Weekly Links #107: the value of generality
Another week, another close shave. It was only yesterday that I found
a link worth sharing, but what a find! Over at Vice Magazine there's
a book excerpt arguing that the ZX Spectrum encouraged creativity
more than any other 8-bit platform:
Other machines had more sophisticated sound and graphics, and provided
built-in features to make writing games easier. A good example is the
Commodore 64, which not only had an advanced sound chip but the
ability to use sprites, graphical objects that made animations easier
to create. "The trouble was, that guided everyone into making games
that all looked incredibly similar," recalled Spectrum games
programmer Jon Ritman. The Spectrum had no such hardware support, and
yet its simplicity and origins as a machine to be explored made it a
flexible medium to create games that did not have to obey the rules.
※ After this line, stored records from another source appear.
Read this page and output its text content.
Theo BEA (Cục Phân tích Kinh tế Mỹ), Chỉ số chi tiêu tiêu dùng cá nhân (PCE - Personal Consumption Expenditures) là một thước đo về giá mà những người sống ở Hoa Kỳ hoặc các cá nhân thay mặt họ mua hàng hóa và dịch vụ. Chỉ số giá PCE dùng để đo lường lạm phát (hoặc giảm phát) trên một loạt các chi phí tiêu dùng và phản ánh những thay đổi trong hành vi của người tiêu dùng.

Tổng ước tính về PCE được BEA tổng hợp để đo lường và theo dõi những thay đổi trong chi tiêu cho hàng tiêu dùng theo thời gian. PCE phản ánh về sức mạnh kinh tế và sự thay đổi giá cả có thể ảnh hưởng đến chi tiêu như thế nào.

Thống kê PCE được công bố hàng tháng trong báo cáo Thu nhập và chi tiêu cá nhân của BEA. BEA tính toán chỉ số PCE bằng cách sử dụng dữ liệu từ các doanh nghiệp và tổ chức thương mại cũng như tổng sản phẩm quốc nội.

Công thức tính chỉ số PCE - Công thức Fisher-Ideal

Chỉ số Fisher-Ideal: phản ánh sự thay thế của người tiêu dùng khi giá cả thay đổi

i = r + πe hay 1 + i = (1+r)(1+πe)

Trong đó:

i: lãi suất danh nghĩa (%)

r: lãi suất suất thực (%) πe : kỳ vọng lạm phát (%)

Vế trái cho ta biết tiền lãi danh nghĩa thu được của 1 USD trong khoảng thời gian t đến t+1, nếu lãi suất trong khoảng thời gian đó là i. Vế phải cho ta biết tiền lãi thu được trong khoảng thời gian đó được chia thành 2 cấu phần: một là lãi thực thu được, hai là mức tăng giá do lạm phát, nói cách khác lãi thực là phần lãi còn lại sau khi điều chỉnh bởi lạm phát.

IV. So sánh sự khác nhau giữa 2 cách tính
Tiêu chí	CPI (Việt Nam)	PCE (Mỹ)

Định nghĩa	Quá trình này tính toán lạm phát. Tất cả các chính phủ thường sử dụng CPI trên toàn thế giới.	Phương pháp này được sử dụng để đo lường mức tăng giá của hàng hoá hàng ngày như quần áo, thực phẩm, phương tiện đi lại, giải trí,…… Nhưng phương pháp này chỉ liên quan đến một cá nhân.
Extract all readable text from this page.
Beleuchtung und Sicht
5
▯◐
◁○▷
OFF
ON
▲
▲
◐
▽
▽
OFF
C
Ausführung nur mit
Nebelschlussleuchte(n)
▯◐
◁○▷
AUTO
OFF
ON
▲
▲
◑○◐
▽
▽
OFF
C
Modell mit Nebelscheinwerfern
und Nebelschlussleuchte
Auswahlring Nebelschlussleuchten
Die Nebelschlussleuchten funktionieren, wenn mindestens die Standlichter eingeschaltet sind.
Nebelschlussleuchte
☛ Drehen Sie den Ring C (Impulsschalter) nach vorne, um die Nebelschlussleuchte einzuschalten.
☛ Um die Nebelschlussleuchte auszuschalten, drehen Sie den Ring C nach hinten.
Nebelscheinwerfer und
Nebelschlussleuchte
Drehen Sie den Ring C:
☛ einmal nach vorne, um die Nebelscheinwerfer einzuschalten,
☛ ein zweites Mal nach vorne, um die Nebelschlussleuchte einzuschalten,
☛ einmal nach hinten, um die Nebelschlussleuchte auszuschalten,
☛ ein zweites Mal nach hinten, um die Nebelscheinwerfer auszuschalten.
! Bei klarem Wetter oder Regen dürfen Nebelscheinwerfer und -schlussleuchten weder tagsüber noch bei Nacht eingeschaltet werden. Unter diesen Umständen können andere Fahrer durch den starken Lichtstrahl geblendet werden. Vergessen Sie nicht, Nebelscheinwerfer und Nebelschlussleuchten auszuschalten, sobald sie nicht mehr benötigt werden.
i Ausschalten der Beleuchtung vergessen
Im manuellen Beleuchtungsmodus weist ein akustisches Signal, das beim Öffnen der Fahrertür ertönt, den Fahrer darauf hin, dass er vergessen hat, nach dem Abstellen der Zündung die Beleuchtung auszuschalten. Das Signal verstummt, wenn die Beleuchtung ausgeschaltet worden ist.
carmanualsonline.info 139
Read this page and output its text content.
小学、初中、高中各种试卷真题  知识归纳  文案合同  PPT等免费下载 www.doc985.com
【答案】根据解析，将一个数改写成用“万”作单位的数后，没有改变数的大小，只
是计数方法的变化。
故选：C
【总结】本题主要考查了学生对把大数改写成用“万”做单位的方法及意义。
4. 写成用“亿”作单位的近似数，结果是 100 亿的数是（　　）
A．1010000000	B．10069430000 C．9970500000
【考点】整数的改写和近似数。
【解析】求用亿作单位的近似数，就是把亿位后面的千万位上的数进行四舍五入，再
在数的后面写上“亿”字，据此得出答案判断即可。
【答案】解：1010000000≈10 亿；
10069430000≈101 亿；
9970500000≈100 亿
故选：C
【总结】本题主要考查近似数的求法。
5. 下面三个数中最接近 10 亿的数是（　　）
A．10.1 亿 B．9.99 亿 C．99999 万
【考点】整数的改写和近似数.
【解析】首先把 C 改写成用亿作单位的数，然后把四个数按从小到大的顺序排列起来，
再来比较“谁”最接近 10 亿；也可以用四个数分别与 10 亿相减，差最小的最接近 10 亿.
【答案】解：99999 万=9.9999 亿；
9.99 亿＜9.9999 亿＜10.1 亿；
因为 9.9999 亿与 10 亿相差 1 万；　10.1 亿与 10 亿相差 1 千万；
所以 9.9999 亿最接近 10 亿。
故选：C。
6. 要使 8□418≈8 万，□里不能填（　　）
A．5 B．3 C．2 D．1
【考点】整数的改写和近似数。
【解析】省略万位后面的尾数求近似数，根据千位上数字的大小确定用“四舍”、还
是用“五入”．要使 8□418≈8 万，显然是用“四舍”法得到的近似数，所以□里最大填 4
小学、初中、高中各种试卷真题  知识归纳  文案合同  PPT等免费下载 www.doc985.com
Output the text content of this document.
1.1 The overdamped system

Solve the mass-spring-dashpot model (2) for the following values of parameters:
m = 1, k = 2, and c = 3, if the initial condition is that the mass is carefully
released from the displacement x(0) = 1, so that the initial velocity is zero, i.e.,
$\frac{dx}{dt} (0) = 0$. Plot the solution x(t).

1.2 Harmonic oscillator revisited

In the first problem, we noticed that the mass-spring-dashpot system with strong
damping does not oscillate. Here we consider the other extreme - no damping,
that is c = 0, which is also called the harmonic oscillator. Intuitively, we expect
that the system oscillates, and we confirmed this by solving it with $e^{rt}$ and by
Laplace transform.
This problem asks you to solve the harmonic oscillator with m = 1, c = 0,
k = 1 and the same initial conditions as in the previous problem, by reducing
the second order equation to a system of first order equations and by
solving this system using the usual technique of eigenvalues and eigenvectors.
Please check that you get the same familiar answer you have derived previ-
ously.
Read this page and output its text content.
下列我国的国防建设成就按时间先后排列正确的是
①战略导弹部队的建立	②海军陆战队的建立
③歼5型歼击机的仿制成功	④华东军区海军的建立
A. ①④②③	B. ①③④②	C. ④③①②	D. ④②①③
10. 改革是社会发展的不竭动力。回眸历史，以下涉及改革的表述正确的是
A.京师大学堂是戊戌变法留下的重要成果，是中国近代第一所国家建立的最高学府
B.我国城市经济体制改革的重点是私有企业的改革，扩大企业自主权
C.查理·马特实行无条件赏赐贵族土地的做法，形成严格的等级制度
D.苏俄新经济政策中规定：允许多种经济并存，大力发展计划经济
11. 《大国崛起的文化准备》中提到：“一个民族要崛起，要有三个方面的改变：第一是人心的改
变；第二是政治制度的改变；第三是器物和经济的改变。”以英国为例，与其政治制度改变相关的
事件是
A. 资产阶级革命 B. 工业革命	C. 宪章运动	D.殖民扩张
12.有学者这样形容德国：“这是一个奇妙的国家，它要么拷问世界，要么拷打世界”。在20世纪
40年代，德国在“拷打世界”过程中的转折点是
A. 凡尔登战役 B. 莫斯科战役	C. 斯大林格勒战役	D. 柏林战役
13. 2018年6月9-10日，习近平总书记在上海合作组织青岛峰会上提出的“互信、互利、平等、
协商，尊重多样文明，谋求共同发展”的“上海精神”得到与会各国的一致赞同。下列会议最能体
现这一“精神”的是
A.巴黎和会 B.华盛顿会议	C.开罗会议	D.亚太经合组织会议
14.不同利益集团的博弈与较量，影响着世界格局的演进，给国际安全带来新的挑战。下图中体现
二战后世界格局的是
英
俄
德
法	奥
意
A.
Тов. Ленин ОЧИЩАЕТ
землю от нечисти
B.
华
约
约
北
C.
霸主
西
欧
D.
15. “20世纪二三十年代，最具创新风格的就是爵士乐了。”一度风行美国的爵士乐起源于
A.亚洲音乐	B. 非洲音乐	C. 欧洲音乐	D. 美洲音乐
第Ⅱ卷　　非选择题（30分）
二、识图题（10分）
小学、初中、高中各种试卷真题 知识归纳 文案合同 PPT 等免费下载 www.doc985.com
"The Spectrum was just 'here's a bit of screen'. It's laid out in a
funny way, which is a bit of a pain," explains Ritman. "But you just
draw things. And you could do whatever you want. It might not be as
fast, but you can do whatever you want, and I think that as a result
you got more interesting ideas on it."
I wrote repeatedly about the value of working with a dumb drawing
surface (always controversially, I might add). And then there's
the bit in Jimmy Maher's Amiga book where he points out that
all the technical cleverness of the platform's legendary chipset were
of no use when Doom came along and required raw processing power.
Yet the creativity angle is fresh to me, however obvious in retrospect.
In unrelated news, the amazing Michael Cook recently posted the first
in a series of articles about Danesh, his new tool for exploring
procedural content generators, and it's a very promising concept
indeed. (Hooray for fuzzing becoming a mainstream programming tool.